La sovranità del cloud è un tema sempre più centrale, specialmente rispetto alla Pa.
«Ci sono delle soluzioni specifiche, declinate su tre livelli: sovranità del dato, operatività e software. Abbiamo introdotto il concetto di “data boundary” con localizzazione del dato e gestione autonoma delle chiavi di crittografia da parte del cliente. Google Distributed Cloud Hosted, in particolare, può funzionare anche in modalità disconnessa, soluzione che si rivela molto utile in scenari geopolitici critici. Inoltre, abbiamo ottenuto la qualifica di livello 2 dell’Agenzia per la cybersicurezza nazionale».

Guardiamo alle competenze. Sembra si stia delineando un approccio europeo più olistico rispetto a quello americano più specialistico. Perché?

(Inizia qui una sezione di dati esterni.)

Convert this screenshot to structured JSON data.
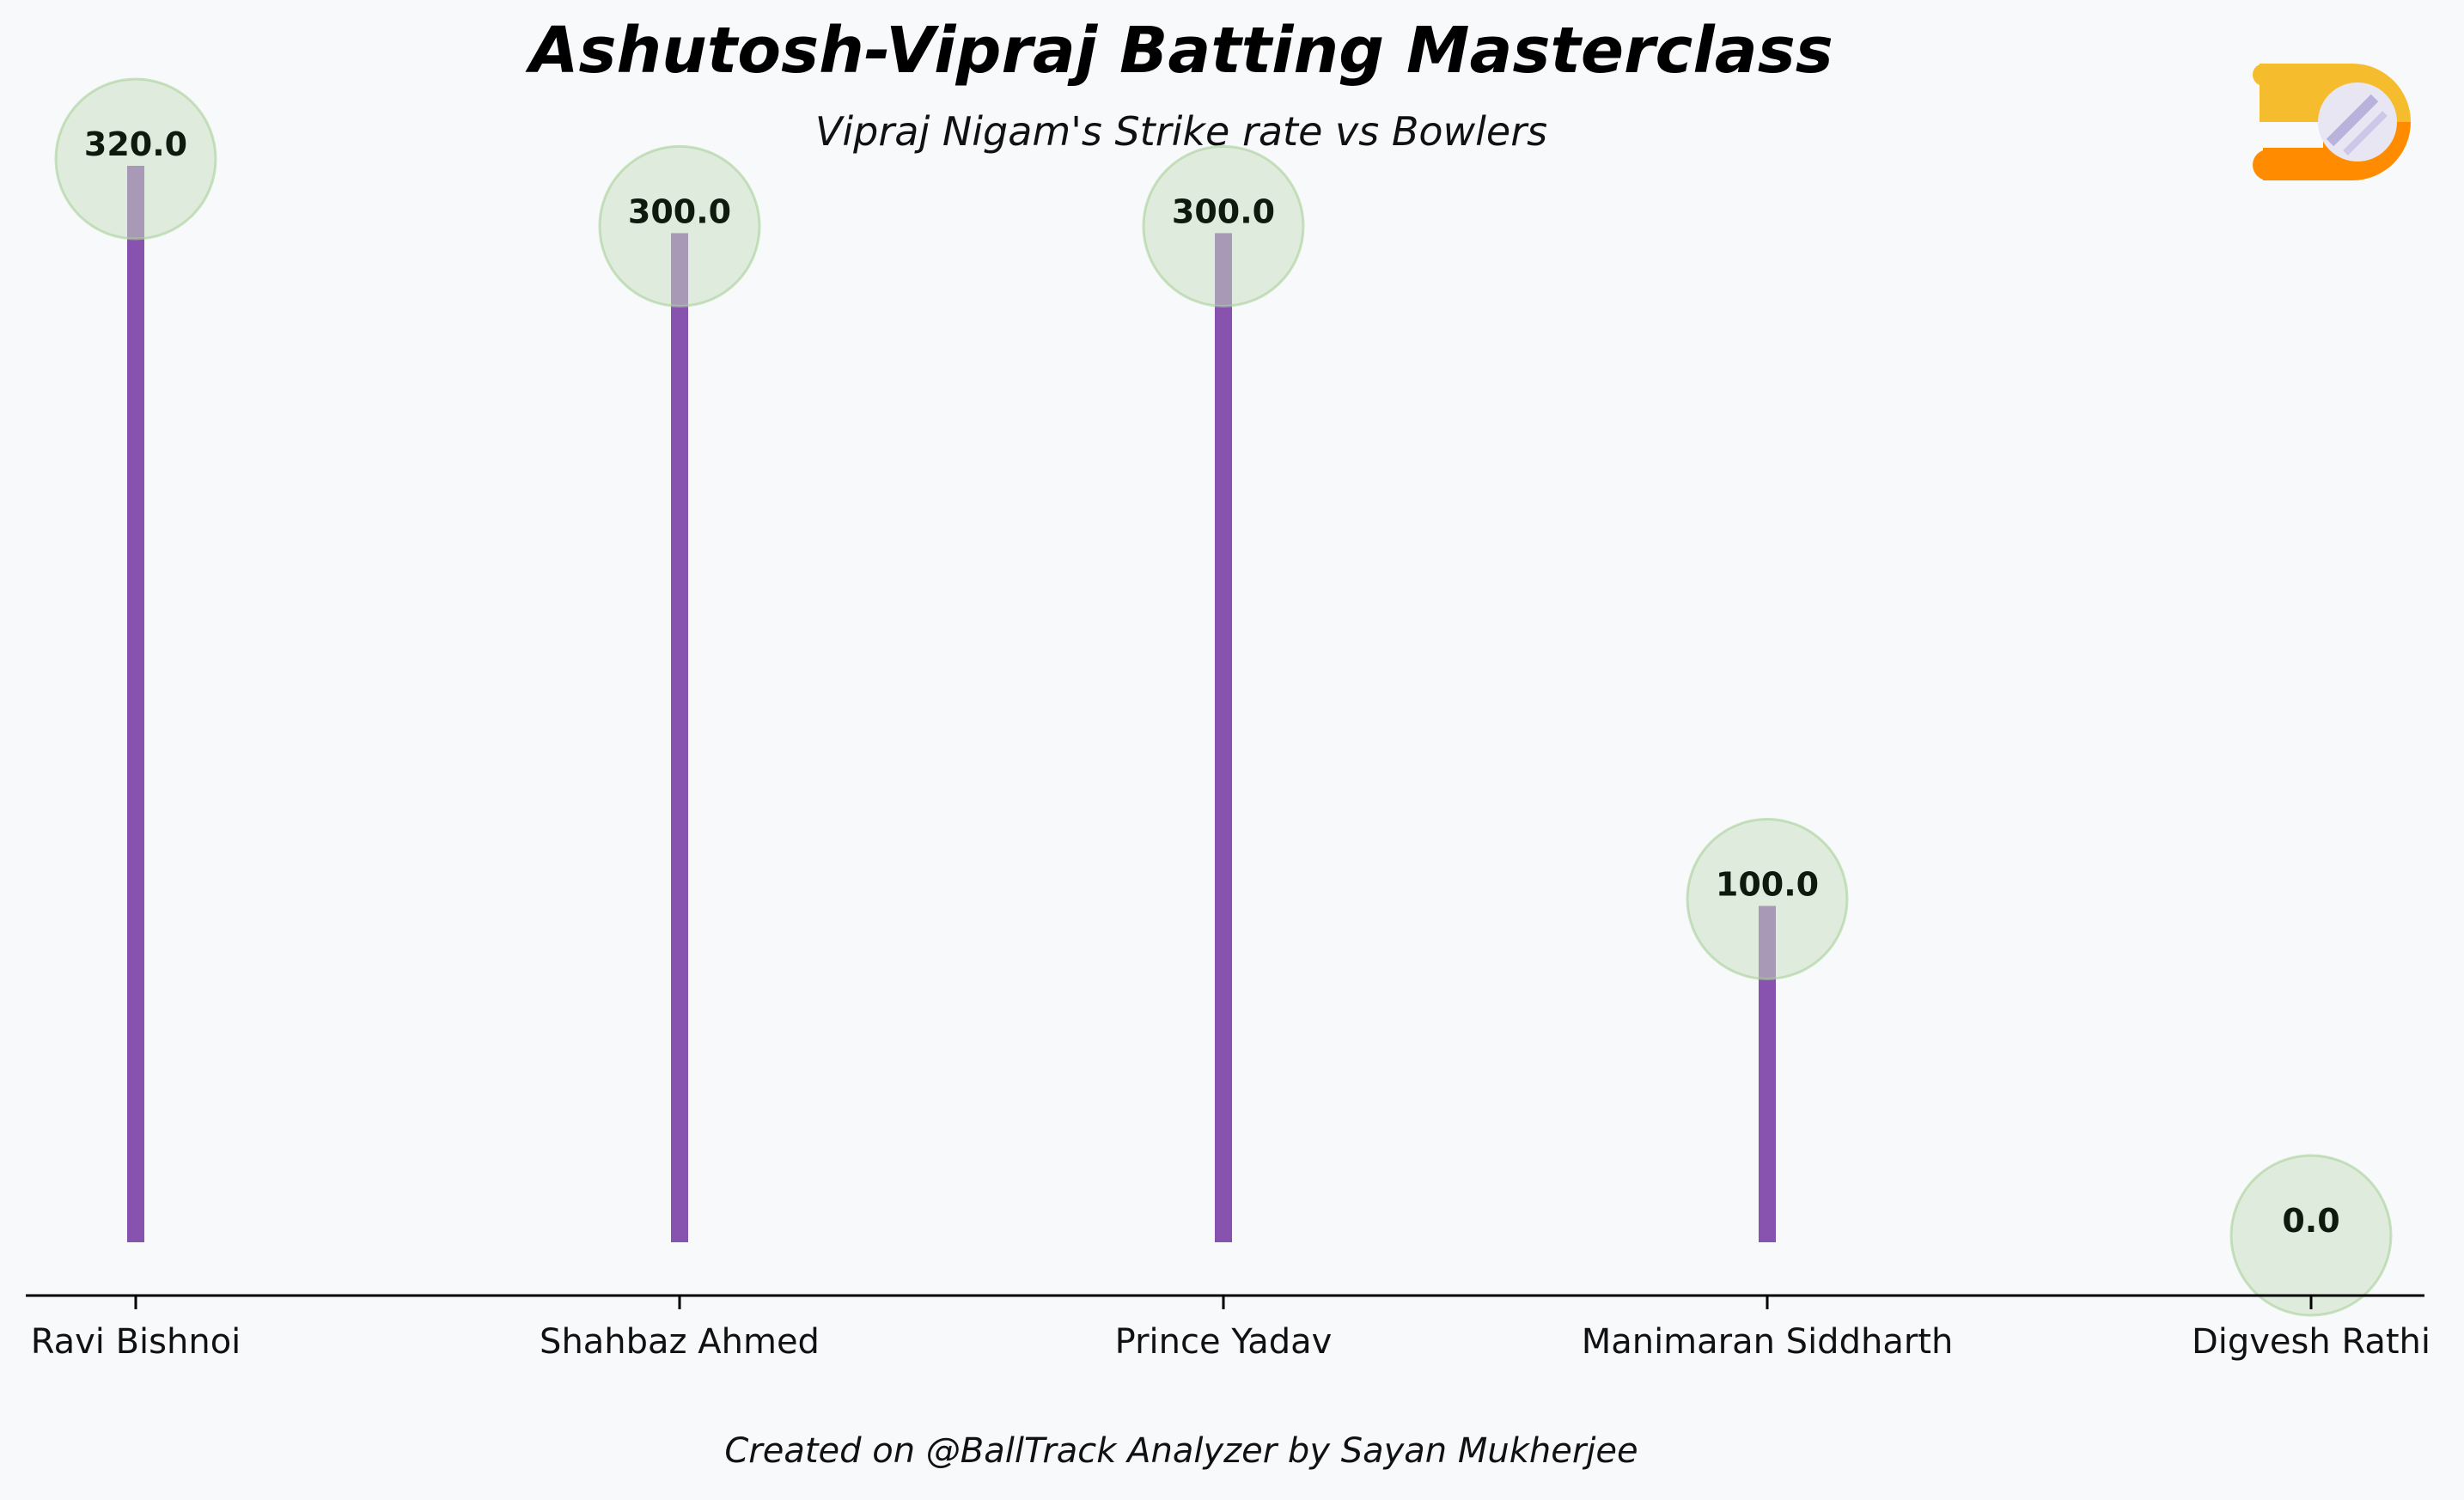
{
  "chart_data": {
    "type": "lollipop",
    "title": "Ashutosh-Vipraj Batting Masterclass",
    "subtitle": "Vipraj Nigam's Strike rate vs Bowlers",
    "categories": [
      "Ravi Bishnoi",
      "Shahbaz Ahmed",
      "Prince Yadav",
      "Manimaran Siddharth",
      "Digvesh Rathi"
    ],
    "values": [
      320.0,
      300.0,
      300.0,
      100.0,
      0.0
    ],
    "data_labels": [
      "320.0",
      "300.0",
      "300.0",
      "100.0",
      "0.0"
    ],
    "xlabel": "",
    "ylabel": "",
    "ylim": [
      0,
      320
    ],
    "grid": false,
    "legend": "none",
    "colors": {
      "stem": "#7b3fa6",
      "marker": "#c8e0c0",
      "axis": "#000000"
    }
  },
  "footer": {
    "credit": "Created on @BallTrack Analyzer by Sayan Mukherjee"
  },
  "logo": {
    "icon": "balltrack-logo-icon",
    "colors": [
      "#f5bd2e",
      "#ff8c00",
      "#e8e6f2"
    ]
  }
}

«Gestisco un team di ingegneri e credo servano entrambe le visioni. L’approccio olistico aiuta ad avere una visione ampia, a comprendere i contesti. Quello specialistico, invece, è essenziale per risolvere problemi complessi in modo preciso. Adottiamo un approccio “T-shaped”: una base di conoscenze ampia e una specializzazione profonda in almeno un’area. Questa combinazione è utile anche per istruire gli agenti e definire soluzioni sostenibili. Sto anche preparando una presentazione per discutere il tema con colleghi europei e africani: le competenze diverse portano a risultati migliori».

Chiudiamo con un’astrazione filosofica. Immaginiamo il futuro dell’innovazione che corre veloce. Come dobbiamo prepararci per affrontarlo?
«Credo che l’intelligenza artificiale possa accompagnare l’uomo verso una crescita positiva. Come tutte le grandi innovazioni, ha il potenziale per migliorare la qualità della vita. Mi piace segnalare un’intervista del nostro Ceo, Sundar Pichai, in cui racconta come l’uso del cellulare abbia migliorato la qualità di vita della sua famiglia in India. L’Ia può avere un impatto simile. Con una regolamentazione giusta e un’adozione responsabile, sono certo che il futuro sarà migliore. L’Ia può liberare creatività e migliorare le esperienze quotidiane. Ma serve anche senso critico: il giudizio umano resterà fondamentale. Le nuove generazioni non devono lasciarsi andare alla pigrizia, bensì usare queste tecnologie per diventare ancora più curiose e competenti».